Embodiments of the invention
[0016] To study the properties of the alloy, ingots with the composition shown in Table 1 were melted in a vacuum arc furnace and 20 mm diameter bars were made from these ingots. The bars were heat treated under the following conditions: heating to temperature of 30 °C below beta transus temperature, water cooling, heating to 480 °C for 8 hours, air cooling. Then tensile specimens were tested according to ASTM E 8.

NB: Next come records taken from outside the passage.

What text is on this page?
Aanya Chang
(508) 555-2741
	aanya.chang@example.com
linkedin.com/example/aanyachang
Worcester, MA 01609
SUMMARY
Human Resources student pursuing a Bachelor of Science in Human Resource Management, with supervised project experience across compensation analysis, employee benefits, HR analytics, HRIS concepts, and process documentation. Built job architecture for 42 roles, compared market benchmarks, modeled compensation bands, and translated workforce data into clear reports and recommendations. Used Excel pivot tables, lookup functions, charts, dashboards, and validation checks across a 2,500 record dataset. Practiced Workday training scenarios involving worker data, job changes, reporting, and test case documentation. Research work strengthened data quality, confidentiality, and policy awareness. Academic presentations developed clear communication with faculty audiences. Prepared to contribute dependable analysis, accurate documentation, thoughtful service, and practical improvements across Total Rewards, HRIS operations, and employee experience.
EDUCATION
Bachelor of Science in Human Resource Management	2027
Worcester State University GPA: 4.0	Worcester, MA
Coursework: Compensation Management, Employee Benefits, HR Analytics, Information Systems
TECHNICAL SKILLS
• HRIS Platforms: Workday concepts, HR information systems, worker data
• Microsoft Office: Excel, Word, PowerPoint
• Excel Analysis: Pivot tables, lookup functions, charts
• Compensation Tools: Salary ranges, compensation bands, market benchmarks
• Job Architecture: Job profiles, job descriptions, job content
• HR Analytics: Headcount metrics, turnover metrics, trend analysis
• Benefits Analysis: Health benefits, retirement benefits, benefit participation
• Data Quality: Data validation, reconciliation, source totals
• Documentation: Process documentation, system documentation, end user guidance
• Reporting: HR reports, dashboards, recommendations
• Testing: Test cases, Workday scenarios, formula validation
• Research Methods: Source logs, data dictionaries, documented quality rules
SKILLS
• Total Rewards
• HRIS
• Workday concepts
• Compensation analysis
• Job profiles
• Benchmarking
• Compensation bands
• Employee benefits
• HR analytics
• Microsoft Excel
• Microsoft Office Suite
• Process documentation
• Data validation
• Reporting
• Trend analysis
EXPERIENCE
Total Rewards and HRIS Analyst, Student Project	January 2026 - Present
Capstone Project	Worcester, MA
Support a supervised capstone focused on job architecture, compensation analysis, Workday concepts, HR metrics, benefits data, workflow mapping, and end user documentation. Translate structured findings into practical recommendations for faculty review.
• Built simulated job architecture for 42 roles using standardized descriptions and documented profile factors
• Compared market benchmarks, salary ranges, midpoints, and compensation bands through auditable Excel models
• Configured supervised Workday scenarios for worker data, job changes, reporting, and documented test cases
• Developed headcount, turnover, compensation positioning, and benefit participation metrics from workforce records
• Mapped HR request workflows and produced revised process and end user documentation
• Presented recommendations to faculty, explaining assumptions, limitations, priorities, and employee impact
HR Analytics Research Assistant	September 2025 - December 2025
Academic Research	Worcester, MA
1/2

Mechanical properties of the produced bars from the evaluated alloys are shown in Table 2.
Table 1
| Example | Element Content (wt %) | ||||
| Al | Mo | V | Fe | Ti | |
| 1 | 1.5 | 4.5 | 1.0 | 1.5 | balance |
| 2 | 2.5 | 5.5 | 2.0 | 2.5 | balance |
| 3 | 3.0 | 6.5 | 3.0 | 3.5 | balance |
| 4 | 3.5 | 8.0 | 3.5 | 3.8 | balance |
Table 2
| Example | Mechanical Properties | |||
| Ultimate Strength, σB, MPa |
Yield Strength, σ0.2, MPa |
Elongation δ, % |
Reduction of Area Ψ, % |
|
| 1 | 1100 | 1020 | 25.1 | 58.7 |
| 2 | 1250 | 1190 | 20.2 | 46.4 |
| 3 | 1440 | 1390 | 6.1 | 10.2 |
| 4 | 1520 | 1480 | 4.9 | 7.3 |
Commercial practicability
[0017] The claimed metastable β-titanium alloy as compared to the known alloys has the specified optimal combination of beta and alpha stabilizing alloying elements, which ensure high strength and ductility of the as-heat treated alloy. It is low cost and can be used for production of a wide range of critical parts, especially fastener components and different coil springs.
1. Metastable β-titanium alloy containing aluminum, molybdenum and iron, wherein it additionally
contains vanadium, at the following content of components (mass %):
| Aluminum | 1.5 - 3.5 |
| Molybdenum | 4.5 - 8.0 |
| Vanadium | 1.0 - 3.5 |
| Iron | 1.5 - 3.8 |
| Titanium | balance |